沈宣五指轻夹着杯沿,笑笑:“别被他骗了,凶得很。”
杜钲撇嘴:“也是,林余就……啊不对,那个,怎……怎么凶来着?”
沈宣微偏过头,目光在他脸上很轻地扫过:“嗯,就和他一样凶。”
杜钲开始挠后脑勺:“沈宣,你…”
沈宣放下杯子,换了个姿势把肩上软软的小家伙搂进怀里,掀开外套捂住他的手脚,随后指尖抹了抹他的额头:“没什么,我已经接受了。

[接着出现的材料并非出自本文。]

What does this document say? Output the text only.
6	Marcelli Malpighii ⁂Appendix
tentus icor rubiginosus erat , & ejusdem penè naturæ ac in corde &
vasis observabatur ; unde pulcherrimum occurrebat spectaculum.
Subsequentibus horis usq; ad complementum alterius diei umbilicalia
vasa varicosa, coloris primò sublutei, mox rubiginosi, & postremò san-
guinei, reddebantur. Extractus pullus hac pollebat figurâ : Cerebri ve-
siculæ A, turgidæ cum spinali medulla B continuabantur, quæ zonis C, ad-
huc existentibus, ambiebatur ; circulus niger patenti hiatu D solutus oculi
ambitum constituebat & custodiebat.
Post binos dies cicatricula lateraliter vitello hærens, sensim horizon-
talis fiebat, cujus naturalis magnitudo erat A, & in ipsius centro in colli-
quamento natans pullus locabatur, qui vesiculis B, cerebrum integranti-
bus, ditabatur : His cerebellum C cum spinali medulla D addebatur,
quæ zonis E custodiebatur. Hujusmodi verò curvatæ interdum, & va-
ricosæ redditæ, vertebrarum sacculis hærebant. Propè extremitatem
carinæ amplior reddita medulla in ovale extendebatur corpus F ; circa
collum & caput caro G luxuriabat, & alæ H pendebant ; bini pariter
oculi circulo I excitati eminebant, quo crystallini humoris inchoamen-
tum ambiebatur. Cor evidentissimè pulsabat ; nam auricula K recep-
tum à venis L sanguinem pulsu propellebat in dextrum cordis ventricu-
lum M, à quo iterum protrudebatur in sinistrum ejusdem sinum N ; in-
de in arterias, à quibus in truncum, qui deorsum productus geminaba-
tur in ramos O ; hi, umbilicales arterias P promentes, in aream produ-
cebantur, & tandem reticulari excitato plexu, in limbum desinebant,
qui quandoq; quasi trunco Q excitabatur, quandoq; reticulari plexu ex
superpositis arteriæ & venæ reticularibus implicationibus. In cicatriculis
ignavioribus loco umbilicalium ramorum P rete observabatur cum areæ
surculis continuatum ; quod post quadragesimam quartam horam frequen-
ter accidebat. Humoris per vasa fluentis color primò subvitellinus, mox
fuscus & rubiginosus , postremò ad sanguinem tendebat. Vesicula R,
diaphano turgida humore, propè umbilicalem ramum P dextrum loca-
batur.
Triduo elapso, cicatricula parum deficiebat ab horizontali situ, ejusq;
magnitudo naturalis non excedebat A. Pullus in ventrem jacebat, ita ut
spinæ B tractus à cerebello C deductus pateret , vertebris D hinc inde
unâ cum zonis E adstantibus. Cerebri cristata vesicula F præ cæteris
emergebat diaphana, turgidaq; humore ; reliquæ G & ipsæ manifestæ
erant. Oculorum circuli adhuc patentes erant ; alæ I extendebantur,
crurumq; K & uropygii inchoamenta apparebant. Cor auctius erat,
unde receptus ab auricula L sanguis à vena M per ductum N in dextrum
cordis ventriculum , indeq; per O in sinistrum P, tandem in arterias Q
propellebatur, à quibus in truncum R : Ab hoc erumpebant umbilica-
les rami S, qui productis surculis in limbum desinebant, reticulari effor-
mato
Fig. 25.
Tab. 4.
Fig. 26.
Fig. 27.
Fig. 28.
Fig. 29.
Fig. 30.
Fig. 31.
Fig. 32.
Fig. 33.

”
杜钲不太赞同:“你难受你就哭出来,说什么已经接受了,那干嘛还喝酒啊?你说你与世隔绝这么些年,闷不闷?”
沈宣还是看着孩子,只是声音变得低了:“难受啊,怎么不难受?每次给这小家伙过生日我都特别特别难受,昨天还差点躲被子里哭呢,但是……哭不出来了,早就哭不出来了。”
杜钲喉头发苦。
沈宣的平静里藏着巨大的无望,能在几分钟内吞噬一个人。
沈宣忽然长长叹了口气,朝他举杯:“不说了,喝醉了好……好睡觉,明天带你在这转转,环境…特别好,要什么有什么。”
杜钲忽然伸手夺过他的杯子:“沈宣,你这样让我很担心。”
沈宣已经有了醉态,眸子眯着,双手后撑在沙滩上笑:“担心什么啊你,那家伙都走了三年了,有什么过不去的……我不还好好在这里,你看看这小家伙,长得多好,我还等着他长大……我…我等他长大……”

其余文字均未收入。